Hal tersebut disampaikan anggota DPRD Komisi E Fahmi Zulfikar saat bersaksi untuk terdakwa Alex Usman dalam kasus dugaan korupsi pengadaan UPS. Hanya saja, menurut Fahmi, tak ada poin soal UPS yang diminta dievaluasi.
"Pada 13 Agustus 2014, draf RAPBD yang telah diparipurnakan itu ditandatangani ketua komisi dan pimpinan dewan kemudian diserahkan kepada gubernur. Oleh gubernur disampaikan kepada Depdagri untuk mendapat persetujuan," kata Fahmi di Pengadilan Tipikor, Jl Bungur Raya, Jakarta Pusat, Kamis (28/1/2016).
SCROLL TO CONTINUE WITH CONTENT
Mantan Ketua Komisi E Firmansyah mengatakan, awalnya UPS diajukan untuk mata anggaran APBD 2014. Hanya saja karena sudah lewat, maka dimasukkan ke dalam RAPBD-P 2014. Saat itu ada sekitar 25 unit yang dimintakan.
"Nilai pagu anggarannya berapa?" tanya jaksa penuntut umum.
"Rp 6 miliar," jawab Firmansyah.
"Masing-masing?" tanya jaksa lagi.
"Iya," jawabnya.
Firmansyah menjelaskan, ia tak punya kewenangan untuk meloloskan permintaan UPS dari Alex Usman.

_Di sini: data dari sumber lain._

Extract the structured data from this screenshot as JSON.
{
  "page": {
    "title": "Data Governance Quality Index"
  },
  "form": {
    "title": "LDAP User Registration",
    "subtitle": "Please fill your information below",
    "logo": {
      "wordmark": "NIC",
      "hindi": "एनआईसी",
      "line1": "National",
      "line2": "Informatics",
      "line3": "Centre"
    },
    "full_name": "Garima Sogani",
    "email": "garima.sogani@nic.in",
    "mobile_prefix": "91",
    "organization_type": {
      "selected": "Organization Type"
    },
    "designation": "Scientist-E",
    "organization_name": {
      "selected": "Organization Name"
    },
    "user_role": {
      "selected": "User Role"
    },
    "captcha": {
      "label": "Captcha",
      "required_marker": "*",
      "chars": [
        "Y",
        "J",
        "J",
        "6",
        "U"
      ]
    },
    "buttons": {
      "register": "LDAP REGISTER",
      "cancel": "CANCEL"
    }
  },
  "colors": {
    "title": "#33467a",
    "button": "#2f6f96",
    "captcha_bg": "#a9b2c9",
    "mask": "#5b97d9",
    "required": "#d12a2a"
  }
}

Alex adalah Kasi Prasarana dan Sarana pada Suku Dinas Pendidikan Menengah Kota Administrasi Jakarta Barat yang kini berstatus terdakwa. Apalagi, saat itu waktu pengajuan sangat mepet dengan deadline pengumpulan draf RAPBD ke Kemendagri.
"Pertama saya tidak punya kewenangan. Kedua saya juga tidak bisa karena itu waktunya mepet. Karena total yang berubah di RAPBD-P nilainya sampai Rp 1,9 triliun," jelas Firmansyah.
"Saya menunggu dari rekan-rekan, mana yang diganti mana yang dikeluarkan. Bentuknya RAPBD itu berjalan melalui rapat banggar, rapat pimpinan gabungan, di mana pimpinan fraksi mengumumkan di fraksi masing-masing untuk diminta komentar atau pendapat," paparnya. (rna/imk)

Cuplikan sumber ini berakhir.